Assessing the damage to Trump’s prospects is highly difficult.  In more than two dozen interviews with older Republicans and conservative-leaning independents throughout the state, most had few complaints, and those who did were hesitant to publicly criticize the president.

Tom, a 74-year-old retiree and Republican-leaning independent living in northeast Florida, vacationed in Hong Kong and Vietnam in January.  When he landed at the airport in Los Angeles in early February, no one took his temperature or asked where he had been traveling, which was a standard procedure in other countries.  “January and February were totally wasted by Trump. Totally wasted,” he said, asking that his full name not be used for fear of receiving scorn from his Republican neighbors and golf partners. “To Trump, in my opinion, the virus is nothing more than an inconvenience to him and his political ambitions. And he doesn’t really care. I don’t believe he cares about the people. I don’t think he cares about who is affected by the virus. I think it’s really for him just a big inconvenience.”

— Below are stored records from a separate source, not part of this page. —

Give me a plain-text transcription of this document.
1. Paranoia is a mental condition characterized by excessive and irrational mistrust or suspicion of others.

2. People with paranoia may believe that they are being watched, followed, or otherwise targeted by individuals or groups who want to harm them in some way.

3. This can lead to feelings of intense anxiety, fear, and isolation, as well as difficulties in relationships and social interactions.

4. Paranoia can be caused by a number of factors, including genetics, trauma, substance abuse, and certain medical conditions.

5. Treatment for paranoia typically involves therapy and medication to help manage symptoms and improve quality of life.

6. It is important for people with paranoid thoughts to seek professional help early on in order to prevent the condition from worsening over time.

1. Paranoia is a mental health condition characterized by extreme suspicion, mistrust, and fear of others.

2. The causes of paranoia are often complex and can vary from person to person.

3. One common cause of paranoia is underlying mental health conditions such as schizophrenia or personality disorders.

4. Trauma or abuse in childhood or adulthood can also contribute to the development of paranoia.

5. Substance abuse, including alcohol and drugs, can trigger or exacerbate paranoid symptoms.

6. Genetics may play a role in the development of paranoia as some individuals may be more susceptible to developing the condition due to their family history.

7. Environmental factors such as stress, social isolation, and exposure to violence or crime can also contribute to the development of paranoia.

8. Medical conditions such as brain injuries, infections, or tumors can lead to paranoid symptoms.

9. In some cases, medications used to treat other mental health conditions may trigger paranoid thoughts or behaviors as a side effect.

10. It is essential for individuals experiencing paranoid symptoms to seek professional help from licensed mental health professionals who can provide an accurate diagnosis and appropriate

Tom has voted for Republicans about 70% of the time, but he voted for Obama twice.  He couldn’t vote for Clinton because he didn’t think she was “presidential material,” but he also could not bring himself to vote for Trump. He instead wrote in the name of a friend for president.

This year, he donated to the presidential campaign of Sen. Amy Klobuchar (D-MI) and now plans to vote for Biden.  “I hope Biden wins,” he said. “I also hope he handles himself well.”

In South Florida, Julio, a 68-year-old who also considers himself a fiscally conservative independent, has delayed retirement so he and his wife, who both have serious health conditions, won’t suffer disruptions to their health insurance. The couple rarely leave the house and heavily disinfect all deliveries. He jokes that they are “under house arrest without the ankle bracelet.”

After voting twice for Obama, he didn’t vote in 2016, but wasn’t upset that Trump won, as he thought the businessman deserved a chance.

“I thought it would be a pretty interesting ride, and I wasn’t wrong. I just didn’t think it would be so disastrous for the economy”, said Julio.  But Julio also did not want his full name to be used, to avoid offending co-workers who support the president. “He wants to say things, whether they’re true or not, to ingratiate himself.  It’s a problem.  There’s a trust factor there. I don’t even listen to him anymore because I can’t believe what he says. I wait until the apologies come later and the clarifications come later to understand what he really meant.”

He definitely will not vote for Trump, but he’s unsure if he will vote for Biden. He’s concerned by the Obama administration’s investigation into Michael Flynn, Trump’s first national security adviser, and an allegation of sexual assault leveled by a former Senate aide that Biden has denied. He also worries that Biden is just as prone to errors as Trump.

“He’s Mr. Gaffe. He can’t make a statement without messing it up it seems. He just messes things up. . . . There’s always something going on. He has to be as scripted as our president does,” he said. “I mean, I know we’re not going to vote in a saint, but there are a lot of concerns.”

The reality is that as bad as Trump has been, the concerns for Joe Biden are there for those former Republican conservatives that no longer have a conservative party in the style of their real idol, President Ronald Reagan.

This is all making the November election so interesting for both parties.